The Sullivan Mine in Kimberley, British Columbia, Canada is considered to be one of the province’s great mines, according to the Britannia Mine Museum. It is one of the largest sedimentary-exhalative (SEDEX) silver, lead, and zinc deposits in history.
The mine was discovered in 1892. Teck Cominco, which was known as Consolidated Mining and Smelting Company of Canada, acquired it in 1913. After that, the Sullivan Mine remained active in production and operation for 92 years until it closed in 2001. Throughout the mine’s operations, its ore production reached 17 million tonnes of lead and zinc and 337 million ounces of silver. The lead produced by the Sullivan mine is sufficient to for the production of 500 million lead-acid batteries for vehicles while the zinc was sufficient for 160 million cars.
The hugely profitable ore production was partly a result of the differential flotation process, developed by Teck Cominco’s Trail operations. This development, in particular, permitted the separation of zinc and lead concentrates during the mining process. Differential flotation is now applied to ore bodies worldwide.
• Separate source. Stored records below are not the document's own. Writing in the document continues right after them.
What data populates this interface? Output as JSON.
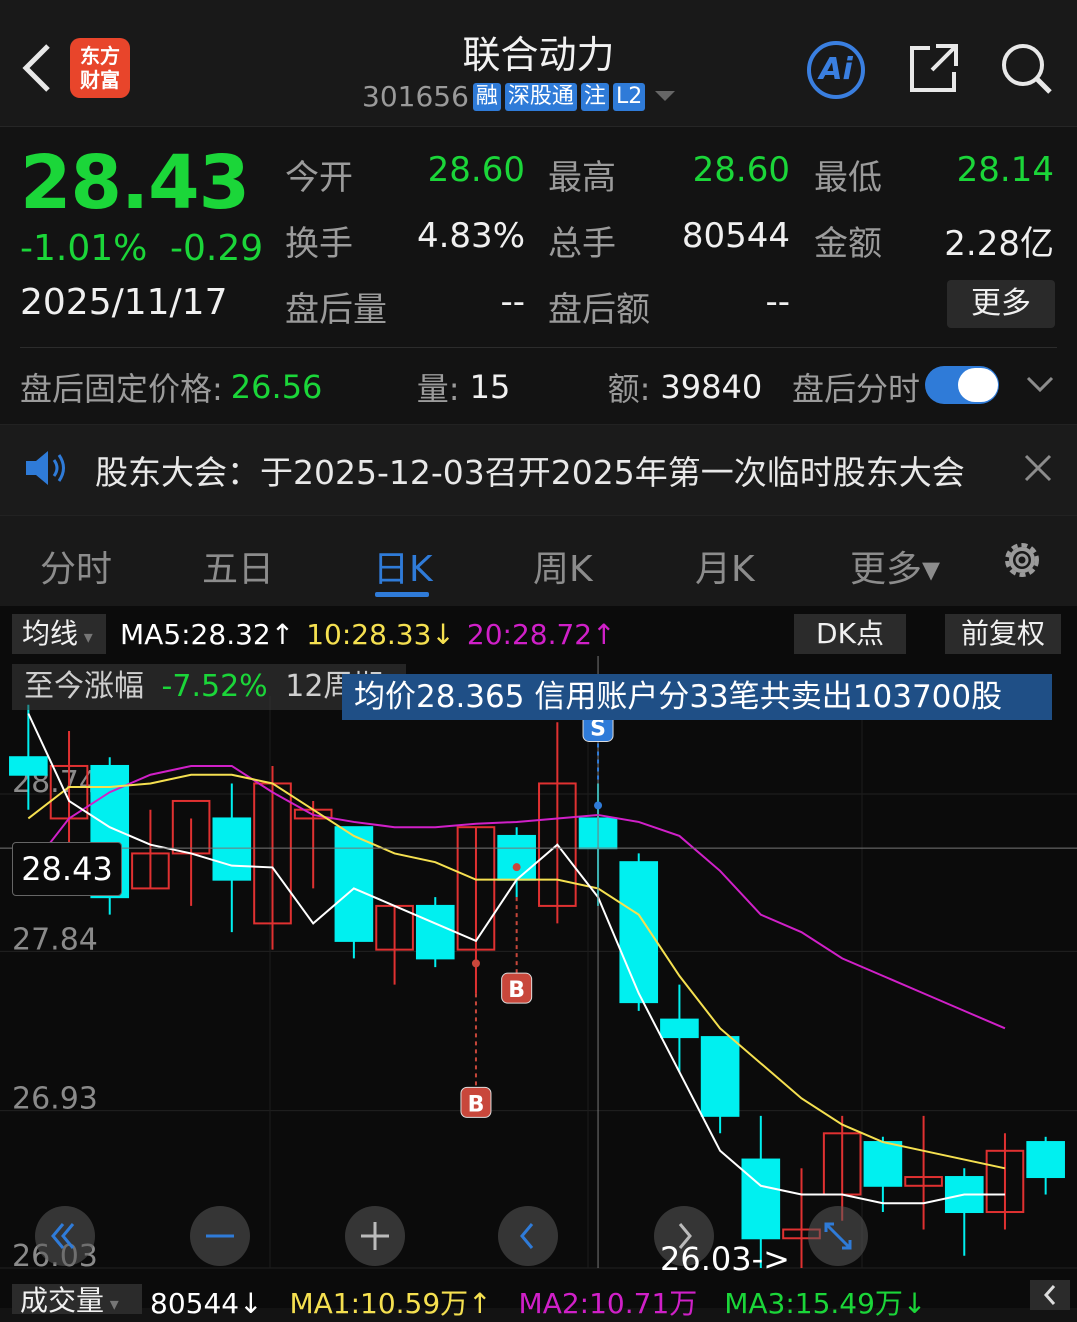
{
  "header": {
    "title": "联合动力",
    "code": "301656",
    "tags": [
      "融",
      "深股通",
      "注",
      "L2"
    ],
    "logo_line1": "东方",
    "logo_line2": "财富",
    "ai_label": "Ai"
  },
  "quote": {
    "price": "28.43",
    "change_pct": "-1.01%",
    "change": "-0.29",
    "date": "2025/11/17",
    "fields": [
      {
        "label": "今开",
        "value": "28.60",
        "tone": "green"
      },
      {
        "label": "最高",
        "value": "28.60",
        "tone": "green"
      },
      {
        "label": "最低",
        "value": "28.14",
        "tone": "green"
      },
      {
        "label": "换手",
        "value": "4.83%",
        "tone": "white"
      },
      {
        "label": "总手",
        "value": "80544",
        "tone": "white"
      },
      {
        "label": "金额",
        "value": "2.28亿",
        "tone": "white"
      },
      {
        "label": "盘后量",
        "value": "--",
        "tone": "white"
      },
      {
        "label": "盘后额",
        "value": "--",
        "tone": "white"
      }
    ],
    "more_label": "更多"
  },
  "after_hours": {
    "fixed_price_label": "盘后固定价格:",
    "fixed_price": "26.56",
    "volume_label": "量:",
    "volume": "15",
    "amount_label": "额:",
    "amount": "39840",
    "toggle_label": "盘后分时",
    "toggle_on": true
  },
  "notice": {
    "text": "股东大会：于2025-12-03召开2025年第一次临时股东大会"
  },
  "tabs": [
    {
      "label": "分时",
      "active": false
    },
    {
      "label": "五日",
      "active": false
    },
    {
      "label": "日K",
      "active": true
    },
    {
      "label": "周K",
      "active": false
    },
    {
      "label": "月K",
      "active": false
    },
    {
      "label": "更多▾",
      "active": false
    }
  ],
  "chart_header": {
    "ma_selector": "均线",
    "ma5": "MA5:28.32↑",
    "ma10": "10:28.33↓",
    "ma20": "20:28.72↑",
    "dk_button": "DK点",
    "adjust_button": "前复权",
    "perf_label": "至今涨幅",
    "perf_value": "-7.52%",
    "perf_period": "12周期",
    "tooltip": "均价28.365  信用账户分33笔共卖出103700股",
    "current_price_box": "28.43",
    "min_label": "26.03->",
    "colors": {
      "up": "#e03131",
      "down": "#00f0f0",
      "ma5": "#ffffff",
      "ma10": "#f5e050",
      "ma20": "#d020c8",
      "accent": "#2f7bd8"
    }
  },
  "chart_data": {
    "type": "candlestick",
    "y_ticks": [
      "28.74",
      "27.84",
      "26.93",
      "26.03"
    ],
    "ylim": [
      26.03,
      29.3
    ],
    "candles": [
      {
        "o": 28.95,
        "h": 29.25,
        "l": 28.65,
        "c": 28.85
      },
      {
        "o": 28.6,
        "h": 29.1,
        "l": 28.4,
        "c": 28.9
      },
      {
        "o": 28.9,
        "h": 28.95,
        "l": 28.05,
        "c": 28.15
      },
      {
        "o": 28.2,
        "h": 28.65,
        "l": 28.2,
        "c": 28.4
      },
      {
        "o": 28.4,
        "h": 28.6,
        "l": 28.1,
        "c": 28.7
      },
      {
        "o": 28.6,
        "h": 28.8,
        "l": 27.95,
        "c": 28.25
      },
      {
        "o": 28.0,
        "h": 28.9,
        "l": 27.85,
        "c": 28.8
      },
      {
        "o": 28.6,
        "h": 28.7,
        "l": 28.2,
        "c": 28.65
      },
      {
        "o": 28.55,
        "h": 28.55,
        "l": 27.8,
        "c": 27.9
      },
      {
        "o": 27.85,
        "h": 28.1,
        "l": 27.65,
        "c": 28.1
      },
      {
        "o": 28.1,
        "h": 28.15,
        "l": 27.75,
        "c": 27.8
      },
      {
        "o": 27.85,
        "h": 28.55,
        "l": 27.6,
        "c": 28.55
      },
      {
        "o": 28.5,
        "h": 28.55,
        "l": 28.15,
        "c": 28.25
      },
      {
        "o": 28.1,
        "h": 29.15,
        "l": 28.0,
        "c": 28.8
      },
      {
        "o": 28.6,
        "h": 28.8,
        "l": 28.1,
        "c": 28.43
      },
      {
        "o": 28.35,
        "h": 28.4,
        "l": 27.5,
        "c": 27.55
      },
      {
        "o": 27.45,
        "h": 27.65,
        "l": 27.15,
        "c": 27.35
      },
      {
        "o": 27.35,
        "h": 27.35,
        "l": 26.8,
        "c": 26.9
      },
      {
        "o": 26.65,
        "h": 26.9,
        "l": 26.03,
        "c": 26.2
      },
      {
        "o": 26.2,
        "h": 26.6,
        "l": 26.03,
        "c": 26.25
      },
      {
        "o": 26.45,
        "h": 26.9,
        "l": 26.3,
        "c": 26.8
      },
      {
        "o": 26.75,
        "h": 26.78,
        "l": 26.35,
        "c": 26.5
      },
      {
        "o": 26.5,
        "h": 26.9,
        "l": 26.25,
        "c": 26.55
      },
      {
        "o": 26.55,
        "h": 26.6,
        "l": 26.1,
        "c": 26.35
      },
      {
        "o": 26.35,
        "h": 26.8,
        "l": 26.25,
        "c": 26.7
      },
      {
        "o": 26.75,
        "h": 26.78,
        "l": 26.45,
        "c": 26.55
      }
    ],
    "ma5": [
      29.2,
      28.7,
      28.55,
      28.45,
      28.4,
      28.33,
      28.32,
      28.0,
      28.2,
      28.1,
      28.0,
      27.9,
      28.25,
      28.45,
      28.15,
      27.6,
      27.15,
      26.7,
      26.5,
      26.45,
      26.45,
      26.4,
      26.4,
      26.45,
      26.45
    ],
    "ma10": [
      28.6,
      28.78,
      28.78,
      28.8,
      28.85,
      28.85,
      28.8,
      28.65,
      28.5,
      28.4,
      28.35,
      28.25,
      28.25,
      28.25,
      28.2,
      28.05,
      27.7,
      27.4,
      27.2,
      27.0,
      26.85,
      26.75,
      26.7,
      26.65,
      26.6
    ],
    "ma20": [
      28.3,
      28.6,
      28.75,
      28.85,
      28.9,
      28.9,
      28.75,
      28.62,
      28.58,
      28.55,
      28.55,
      28.57,
      28.58,
      28.6,
      28.62,
      28.58,
      28.5,
      28.3,
      28.05,
      27.95,
      27.8,
      27.7,
      27.6,
      27.5,
      27.4
    ],
    "markers": [
      {
        "index": 11,
        "label": "B"
      },
      {
        "index": 12,
        "label": "B"
      },
      {
        "index": 14,
        "label": "S"
      }
    ]
  },
  "volume_header": {
    "selector": "成交量",
    "total": "80544↓",
    "ma1": "MA1:10.59万↑",
    "ma2": "MA2:10.71万",
    "ma3": "MA3:15.49万↓"
  }
}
Ever since the Sullivan Mine closed, mining companies have been searching for possible sites that could replicate Sullivan’s success. One zinc mining company, Vancouver, Canada’s Kootenay Zinc Corporation (CSE: ZNK.CN OTCQB: KTNNF), is on a mission to find a new zinc deposit that could rival the Sullivan Mine. Even more amazing is that Kootenay’s Sully Project sits only 30 kilometres away from the site of the legendary Sullivan Mine.
Affectionately named after the now-dormant Sullivan Mine for a reason, the Sully Project is Kootenay Zinc’s newest and what aims to be a large-scale SEDEX deposit. It is located five kilometres northeast of Fort Steele at the base of Lakit Mountain in British Columbia.
Kootenay Zinc believes the Sully Project could be the Sullivan Mine’s successor. Rightfully so, as the Sully Project and Sullivan Mine share similar geology. Identical sedimentary rocks are present at both sites. There is also a similarity in stratigraphy and gravity anomalies.
The Sully Project was first developed when one such gravity anomaly was identified back in 1990. In 2004, a drilling program on the site commenced. Results were disappointing, however, as initial efforts were based on badly developed information. That, in turn, led to the conclusion that the site was not deep enough. A few years passed with no new activities after the initial drill program until, in 2010, additional gravity surveys were conducted. A new and improved assessment indicated that the site was deeper than was previously thought.
Kootenay Zinc took over the drilling of the Sully Project in October 2016 with a budget of $500,000 for three drill holes. However, the drilling of one particular hole, SY6-10, was put on hold in December 2016 because new gravity modelling results were found. Those results indicated the target was closer to the surface than original findings showed. In addition to that, rock layers or strata were folded with dips from steep east to steep west and faulted to the point that offsets were more to the east than previously thought.
On January 31, 2017, the company announced its updated gravity model for the Sully Project. This new model, centring on the E1 target area, integrates new findings from 2016 which will aid in drilling new holes. New drill sites are also proposed in an area that was found in 2013. These new sites are more accessible and have minimal chance of disturbances from the locations surrounding the project.
Kootenay Zinc senior technical adviser Dr. David Broughton notes that the similarity in Sully’s gravity anomalies with the stratigraphic level of Sullivan is a positive indicator for the property. The team behind the Sully Project continues to study the root of the gravity anomalies. Meanwhile, project manager and Sullivan geology expert Paul Ransom states that evidence of the concept and nature of mineralisation are required before estimating the feasibility of production. He adds that the geographical mapping for the Sully Project is “the ultimate treasure hunt.”
Drilling will resume when the company’s technical team has further studied the gravity data and new permits are received from the Ministry of Energy and Mines.